Nos acercamos al momento en el que conviene decir y sobre todo decirse la verdad. La verdad es que uno sólo puede aspirar a estar bajo el manto de un Estado que una y otra vez se revelará insolvente o no lo bastante justo. No existen en el mercado real de la parafernalia estatal esos paraísos pulcros y muníficos que propugna la propaganda nacionalista (sobre todo, en periodos promocionales, cuando se trata de anteponer la mercancía propia a la de un competidor). Un Estado es un arreglo complejo, paquidérmico, con un pavoroso grado de inercia y una vastedad inasequible al control exhaustivo y a la excelencia sin fisuras. En un Estado, cualquiera, siempre hay alguien que no mide, que no llega, que no pondera bien, que se pasa, que la caga.
Para qué vamos a engañarnos: el Estado que nos cobija a los españoles ha dejado una y otra vez bastante que desear. Sin necesidad de retroceder a sus formas más ineptas y primitivas, y limitándonos a los últimos tiempos, ha mostrado sus insuficiencias en terrenos tan dispares como la ordenación del territorio, la educación pública, la supervisión bancaria, la prevención de la administración desleal de los gobernantes, la distribución de los beneficios de las épocas de bonanza y los quebrantos en las de crisis y, sobre todo, a la hora de poner a punto la solución constitucional adecuada para poder gestionar la diversidad de identidades y sentimiento existente entre sus ciudadanos.
Dicho lo anterior, sin ánimo de ser exhaustivo, corresponde sin embargo constatar que hay asuntos en los que el Estado que nos dimos los españoles (o que nos adjudicaron con un margen de maniobra muy relativo, para quien prefiera describirlo así) ha sido capaz de proporcionar a la población unos estándares de bienestar, seguridad a todos los niveles y justicia social bastante superiores a aquellos de los que partíamos hace cuarenta años, y sin comparación con los que disfruta o padece la mayoría de los habitantes del globo. Y sobre todo, un grado de libertad, y de respeto por parte de los poderes públicos de los derechos y libertades de la ciudadanía, que sólo un necio que no conozca el mundo ni la Historia puede dejar de reconocer y valorar.

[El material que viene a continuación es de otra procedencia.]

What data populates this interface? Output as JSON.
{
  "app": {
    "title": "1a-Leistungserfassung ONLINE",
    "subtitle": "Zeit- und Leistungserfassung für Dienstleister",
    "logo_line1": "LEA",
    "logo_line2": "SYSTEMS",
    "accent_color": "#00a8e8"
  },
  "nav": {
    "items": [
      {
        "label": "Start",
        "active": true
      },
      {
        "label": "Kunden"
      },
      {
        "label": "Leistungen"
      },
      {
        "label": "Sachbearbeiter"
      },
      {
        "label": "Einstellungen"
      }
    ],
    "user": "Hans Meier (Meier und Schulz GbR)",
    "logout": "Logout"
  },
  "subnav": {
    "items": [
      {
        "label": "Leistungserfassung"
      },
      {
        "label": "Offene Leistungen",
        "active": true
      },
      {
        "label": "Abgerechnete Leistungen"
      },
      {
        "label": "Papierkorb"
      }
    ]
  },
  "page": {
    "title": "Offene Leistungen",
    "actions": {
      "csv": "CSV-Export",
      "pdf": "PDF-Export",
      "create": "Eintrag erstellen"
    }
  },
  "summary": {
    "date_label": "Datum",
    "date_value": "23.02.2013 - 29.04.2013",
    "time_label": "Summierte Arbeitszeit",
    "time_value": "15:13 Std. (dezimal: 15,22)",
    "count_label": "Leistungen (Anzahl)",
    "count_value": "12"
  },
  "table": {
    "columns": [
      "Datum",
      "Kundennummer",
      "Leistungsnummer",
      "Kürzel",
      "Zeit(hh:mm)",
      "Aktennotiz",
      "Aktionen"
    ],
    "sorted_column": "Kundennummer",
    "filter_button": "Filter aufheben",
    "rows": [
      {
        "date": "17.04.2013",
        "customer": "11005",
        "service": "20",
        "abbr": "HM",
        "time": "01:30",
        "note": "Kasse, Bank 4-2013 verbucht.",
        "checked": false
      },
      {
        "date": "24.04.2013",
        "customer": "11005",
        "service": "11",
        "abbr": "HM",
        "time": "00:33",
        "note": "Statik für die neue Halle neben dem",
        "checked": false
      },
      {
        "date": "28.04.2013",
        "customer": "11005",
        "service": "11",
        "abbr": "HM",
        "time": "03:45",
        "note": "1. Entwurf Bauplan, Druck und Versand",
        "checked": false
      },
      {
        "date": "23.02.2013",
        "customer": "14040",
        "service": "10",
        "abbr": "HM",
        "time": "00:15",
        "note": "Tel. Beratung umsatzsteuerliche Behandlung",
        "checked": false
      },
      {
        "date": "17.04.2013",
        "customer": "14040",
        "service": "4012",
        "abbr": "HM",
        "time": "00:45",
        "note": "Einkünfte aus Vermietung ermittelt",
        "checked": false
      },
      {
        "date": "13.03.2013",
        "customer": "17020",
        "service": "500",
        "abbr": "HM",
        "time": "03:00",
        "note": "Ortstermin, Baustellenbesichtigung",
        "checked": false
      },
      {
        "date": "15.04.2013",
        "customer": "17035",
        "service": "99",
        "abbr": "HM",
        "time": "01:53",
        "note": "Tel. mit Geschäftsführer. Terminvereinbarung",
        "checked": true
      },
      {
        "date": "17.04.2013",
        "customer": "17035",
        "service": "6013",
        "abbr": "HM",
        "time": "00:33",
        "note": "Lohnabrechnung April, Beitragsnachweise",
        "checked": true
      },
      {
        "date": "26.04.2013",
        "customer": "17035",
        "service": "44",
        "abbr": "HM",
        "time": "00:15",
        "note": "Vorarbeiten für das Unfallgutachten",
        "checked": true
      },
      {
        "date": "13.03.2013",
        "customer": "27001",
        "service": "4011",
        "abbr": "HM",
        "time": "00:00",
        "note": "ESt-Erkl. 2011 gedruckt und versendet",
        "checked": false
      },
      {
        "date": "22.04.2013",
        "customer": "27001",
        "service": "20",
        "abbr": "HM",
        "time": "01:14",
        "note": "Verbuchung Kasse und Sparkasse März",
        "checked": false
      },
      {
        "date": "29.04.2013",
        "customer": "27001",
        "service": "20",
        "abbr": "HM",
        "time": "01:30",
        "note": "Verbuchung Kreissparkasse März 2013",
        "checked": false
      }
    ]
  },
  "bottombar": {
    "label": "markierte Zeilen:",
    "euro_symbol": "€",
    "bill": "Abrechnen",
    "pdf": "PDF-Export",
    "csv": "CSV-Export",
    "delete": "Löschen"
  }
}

En España uno puede decir y escribir casi lo que quiera, sin temer consecuencias salvo que la libertad se traduzca en actos que no necesita realizar la mayoría de la gente (como mofarse de víctimas de crímenes o injuriar a personas), y que así y todo hay una conciencia social favorable a consentir, lo que pesa sobre los jueces a la hora de examinar la posibilidad legal de sancionarlos. En cuanto a la autoridad, España es uno de los pocos países en que cabe desafiarla, incluso desairarla, sin temer una respuesta rotunda e irreparable, y quien dude y quiera comprobarlo, puede mirar vídeos de policías antidisturbios de otras latitudes.
Es preferible un estado razonablemente torpe, y libre, a otro que suscite dudas acerca de la libertad que reconocerá al que diga lo que no conviene o no siga la corriente dominante. Lo que es la torpeza, que nadie se engañe, la traen todos de serie.